Improving the financial wellbeing of employees means taking a holistic approach that looks at protection, retirement saving, advice and education on day-to-day money management. Although Daley points out, that as the owner of a small businesses himself, there are significant hurdles that prevent many organisations doing this.
“An income protection plan isn’t necessarily valued by staff, particularly younger staff, and so it isn’t necessarily helping with either recruitment or retention. It may be unrealistic to expect many small businesses to be providing these benefits when budgets are stretched. Wellbeing benefits, such as access to mental health support are far more valued, so employers may prefer to spend what budget they have on these benefits.
“This is why I think the solution has to be driven by government, via the workplace.

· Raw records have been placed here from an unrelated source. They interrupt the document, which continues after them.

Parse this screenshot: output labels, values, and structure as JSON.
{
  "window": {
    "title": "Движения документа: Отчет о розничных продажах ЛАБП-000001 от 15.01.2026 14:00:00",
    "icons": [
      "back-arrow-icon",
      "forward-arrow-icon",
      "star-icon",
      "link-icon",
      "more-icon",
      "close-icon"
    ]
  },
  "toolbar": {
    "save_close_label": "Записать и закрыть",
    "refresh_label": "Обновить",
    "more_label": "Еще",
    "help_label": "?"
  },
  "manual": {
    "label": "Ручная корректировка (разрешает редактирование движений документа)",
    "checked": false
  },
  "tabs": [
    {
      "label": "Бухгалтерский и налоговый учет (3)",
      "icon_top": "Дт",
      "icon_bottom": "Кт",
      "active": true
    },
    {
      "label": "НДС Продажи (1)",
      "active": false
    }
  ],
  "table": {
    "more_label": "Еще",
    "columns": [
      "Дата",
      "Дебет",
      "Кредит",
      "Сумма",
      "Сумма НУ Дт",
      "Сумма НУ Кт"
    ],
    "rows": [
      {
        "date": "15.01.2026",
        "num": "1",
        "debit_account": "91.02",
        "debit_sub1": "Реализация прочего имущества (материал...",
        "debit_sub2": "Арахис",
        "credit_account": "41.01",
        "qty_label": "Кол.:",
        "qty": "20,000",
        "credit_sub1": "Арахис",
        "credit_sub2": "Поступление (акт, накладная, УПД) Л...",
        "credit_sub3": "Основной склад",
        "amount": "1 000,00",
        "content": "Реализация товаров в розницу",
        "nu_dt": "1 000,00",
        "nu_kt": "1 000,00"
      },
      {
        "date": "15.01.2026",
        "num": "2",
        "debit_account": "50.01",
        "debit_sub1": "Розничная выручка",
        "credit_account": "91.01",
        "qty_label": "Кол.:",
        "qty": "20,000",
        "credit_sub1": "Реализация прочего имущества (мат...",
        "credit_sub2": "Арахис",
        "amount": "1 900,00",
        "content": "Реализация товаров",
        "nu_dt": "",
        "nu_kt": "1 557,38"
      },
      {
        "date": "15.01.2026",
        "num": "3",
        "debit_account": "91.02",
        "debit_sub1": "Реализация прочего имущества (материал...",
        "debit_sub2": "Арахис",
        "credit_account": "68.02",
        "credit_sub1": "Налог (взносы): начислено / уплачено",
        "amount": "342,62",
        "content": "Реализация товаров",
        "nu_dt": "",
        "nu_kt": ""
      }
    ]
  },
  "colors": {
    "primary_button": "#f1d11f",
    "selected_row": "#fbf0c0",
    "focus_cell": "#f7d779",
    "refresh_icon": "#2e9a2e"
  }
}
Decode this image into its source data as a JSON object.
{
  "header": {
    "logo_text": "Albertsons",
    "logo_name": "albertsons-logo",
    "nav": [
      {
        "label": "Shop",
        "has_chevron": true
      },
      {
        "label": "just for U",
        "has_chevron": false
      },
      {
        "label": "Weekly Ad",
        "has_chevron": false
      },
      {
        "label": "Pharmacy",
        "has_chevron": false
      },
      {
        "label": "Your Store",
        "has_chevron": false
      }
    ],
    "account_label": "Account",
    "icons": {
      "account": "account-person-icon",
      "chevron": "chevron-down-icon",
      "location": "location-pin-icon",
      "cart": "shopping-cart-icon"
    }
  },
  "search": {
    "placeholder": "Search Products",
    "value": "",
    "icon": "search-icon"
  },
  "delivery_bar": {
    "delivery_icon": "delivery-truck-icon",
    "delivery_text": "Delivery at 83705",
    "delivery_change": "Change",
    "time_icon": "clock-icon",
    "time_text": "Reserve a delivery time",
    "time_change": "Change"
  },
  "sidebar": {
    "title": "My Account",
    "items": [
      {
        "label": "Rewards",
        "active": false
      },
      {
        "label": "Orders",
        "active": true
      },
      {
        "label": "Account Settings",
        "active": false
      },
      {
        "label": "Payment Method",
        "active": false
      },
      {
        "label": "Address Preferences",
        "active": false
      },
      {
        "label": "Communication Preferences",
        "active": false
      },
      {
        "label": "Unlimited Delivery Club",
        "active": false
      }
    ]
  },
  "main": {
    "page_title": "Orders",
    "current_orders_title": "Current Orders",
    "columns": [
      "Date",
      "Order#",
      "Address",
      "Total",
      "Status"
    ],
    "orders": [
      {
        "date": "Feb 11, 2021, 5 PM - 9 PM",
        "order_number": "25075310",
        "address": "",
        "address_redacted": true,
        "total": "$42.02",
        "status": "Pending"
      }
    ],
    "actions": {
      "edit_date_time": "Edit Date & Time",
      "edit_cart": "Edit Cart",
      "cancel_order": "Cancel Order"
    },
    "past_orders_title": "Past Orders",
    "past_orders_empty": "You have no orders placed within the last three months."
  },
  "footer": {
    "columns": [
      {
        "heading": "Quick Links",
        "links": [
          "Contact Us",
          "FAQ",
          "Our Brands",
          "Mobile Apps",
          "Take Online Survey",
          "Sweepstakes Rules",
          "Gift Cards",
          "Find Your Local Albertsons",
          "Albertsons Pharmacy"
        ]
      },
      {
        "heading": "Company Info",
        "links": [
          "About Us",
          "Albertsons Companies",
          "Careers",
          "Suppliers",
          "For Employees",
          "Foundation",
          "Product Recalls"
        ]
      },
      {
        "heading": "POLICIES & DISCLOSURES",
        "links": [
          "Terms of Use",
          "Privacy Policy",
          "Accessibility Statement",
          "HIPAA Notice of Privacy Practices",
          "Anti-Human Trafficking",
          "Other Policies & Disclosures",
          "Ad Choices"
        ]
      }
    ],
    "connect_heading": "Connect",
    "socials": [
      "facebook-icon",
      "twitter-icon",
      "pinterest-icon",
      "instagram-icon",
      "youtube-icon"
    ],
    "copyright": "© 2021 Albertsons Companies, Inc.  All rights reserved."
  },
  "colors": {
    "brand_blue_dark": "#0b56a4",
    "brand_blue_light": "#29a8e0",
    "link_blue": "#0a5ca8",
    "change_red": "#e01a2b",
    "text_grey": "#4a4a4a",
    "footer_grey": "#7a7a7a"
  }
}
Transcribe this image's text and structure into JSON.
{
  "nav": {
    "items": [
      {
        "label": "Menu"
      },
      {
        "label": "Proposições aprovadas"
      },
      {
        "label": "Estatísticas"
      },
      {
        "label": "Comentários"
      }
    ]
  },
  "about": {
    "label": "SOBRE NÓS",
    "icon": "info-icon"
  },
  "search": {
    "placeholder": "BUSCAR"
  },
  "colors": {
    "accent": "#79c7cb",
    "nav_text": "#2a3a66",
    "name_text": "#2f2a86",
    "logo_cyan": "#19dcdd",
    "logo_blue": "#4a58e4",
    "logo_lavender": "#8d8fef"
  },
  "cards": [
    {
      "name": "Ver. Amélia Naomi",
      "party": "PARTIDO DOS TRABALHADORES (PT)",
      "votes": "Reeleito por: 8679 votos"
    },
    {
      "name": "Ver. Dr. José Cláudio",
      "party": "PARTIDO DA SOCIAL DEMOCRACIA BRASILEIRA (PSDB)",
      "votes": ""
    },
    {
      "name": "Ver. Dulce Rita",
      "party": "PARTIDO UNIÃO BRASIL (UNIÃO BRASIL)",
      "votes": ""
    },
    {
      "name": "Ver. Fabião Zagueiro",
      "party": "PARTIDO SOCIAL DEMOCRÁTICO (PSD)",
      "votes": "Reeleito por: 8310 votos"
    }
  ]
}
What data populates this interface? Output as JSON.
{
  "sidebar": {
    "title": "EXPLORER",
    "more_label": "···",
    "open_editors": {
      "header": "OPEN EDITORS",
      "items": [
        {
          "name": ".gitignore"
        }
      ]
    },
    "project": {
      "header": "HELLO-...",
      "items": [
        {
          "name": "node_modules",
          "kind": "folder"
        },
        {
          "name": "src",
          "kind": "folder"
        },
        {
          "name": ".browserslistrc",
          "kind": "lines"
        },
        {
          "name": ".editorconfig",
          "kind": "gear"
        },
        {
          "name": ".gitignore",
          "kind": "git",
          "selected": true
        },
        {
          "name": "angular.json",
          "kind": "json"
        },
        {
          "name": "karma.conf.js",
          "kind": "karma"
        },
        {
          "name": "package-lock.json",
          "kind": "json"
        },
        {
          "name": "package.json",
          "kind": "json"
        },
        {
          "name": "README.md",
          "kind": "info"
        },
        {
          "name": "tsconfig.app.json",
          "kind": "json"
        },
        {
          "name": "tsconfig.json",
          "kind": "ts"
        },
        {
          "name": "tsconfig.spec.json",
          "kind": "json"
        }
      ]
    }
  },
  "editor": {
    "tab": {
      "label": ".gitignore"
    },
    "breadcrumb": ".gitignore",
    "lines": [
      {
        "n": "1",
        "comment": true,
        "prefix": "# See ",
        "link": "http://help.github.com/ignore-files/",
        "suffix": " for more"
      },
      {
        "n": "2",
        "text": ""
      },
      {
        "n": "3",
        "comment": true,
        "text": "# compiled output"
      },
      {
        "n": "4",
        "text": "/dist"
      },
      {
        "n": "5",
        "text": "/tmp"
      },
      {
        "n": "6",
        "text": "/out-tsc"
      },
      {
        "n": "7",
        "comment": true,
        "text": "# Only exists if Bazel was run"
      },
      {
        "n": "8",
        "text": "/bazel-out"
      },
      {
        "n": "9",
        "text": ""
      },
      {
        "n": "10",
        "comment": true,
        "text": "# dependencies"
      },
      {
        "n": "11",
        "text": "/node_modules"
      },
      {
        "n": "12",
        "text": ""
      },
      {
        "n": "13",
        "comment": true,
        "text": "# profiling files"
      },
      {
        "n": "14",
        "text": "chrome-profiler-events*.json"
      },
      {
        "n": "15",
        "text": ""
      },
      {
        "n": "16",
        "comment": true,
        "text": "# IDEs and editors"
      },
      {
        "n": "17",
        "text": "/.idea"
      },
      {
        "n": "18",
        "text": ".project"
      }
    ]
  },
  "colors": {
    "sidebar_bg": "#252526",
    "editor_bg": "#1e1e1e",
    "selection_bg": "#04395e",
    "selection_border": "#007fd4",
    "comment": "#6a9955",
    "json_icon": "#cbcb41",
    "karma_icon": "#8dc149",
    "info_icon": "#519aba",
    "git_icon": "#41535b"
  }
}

If we can increase the number of people with income protection benefits, whether it’s via tax breaks or auto enrolment then we can develop a much more financially resilient society where fewer people are forced to fall back on expensive credit options.”
Richards pointed out that the Financial Vulnerability Taskforce is an body that has been set up to improve the financial advice and options given to those who find themselves in difficult circumstances.
It now has around a thousand regulated advice firms signed up to its charter. Firms that have signed up commit to the nine principles (see p9) on dealing with clients in more vulnerable circumstances.
He said: “We focus on vulnerable circumstances rather than vulnerable people as no-one likes to be stigmatised as a vulnerable client. And I also think people get confused with thinking that vulnerability is about people with physical disabilities or age-related impairments.
“We have known that certain life triggers create the need for, and opportunity for, professional financial advice. But equally these events can also leave people in more vulnerable circumstances at least on a temporary basis.”
Those on the panel agreed that access to financial advice can help support employee financial wellbeing. But significant hurdles still remained to providing this as a benefit within the workplace.
Those on the panel agreed that the workplace remained an optimum environment for delivering financial education and advice. However, for these hurdles to be overcome they stressed the importance of having an overarching regulatory framework support, promoted by policy makers in government.
Richards pointed out that education
is only half the issue. He pointed to the good work done by the Money & Pensions Service. “They do a great job in empowering people with more information. But the problem remains that they don’t know how to implement or act on this information.
“What we tend to see in the statistics is lots of people saying they have benefited from talking to someone about their finances, but then were left on their own and didn’t know where to go.”
WorkLife by OpenMoney relationship director Paul Chedzey said that technology-driven solutions, like
employee benefits platforms offered by their firm, can help address some of these issues, bringing costs down for employers, widening access to financial advice and crucially providing help with implementation.
He said part of the challenge is to ensure that financial wellbeing becomes a more central part of the wellbeing discussion. “This isn’t just about doing the right thing for employers. It is getting the message across that this can benefit business clients too.
“Employers will benefit from their employee having a sound knowledge of their day-to-day finances, and take some comfort from the fact that they are not in debt, or not in too much debt or are restructuring their debt, in a way that makes their finances stronger and gives them more choices for the future.”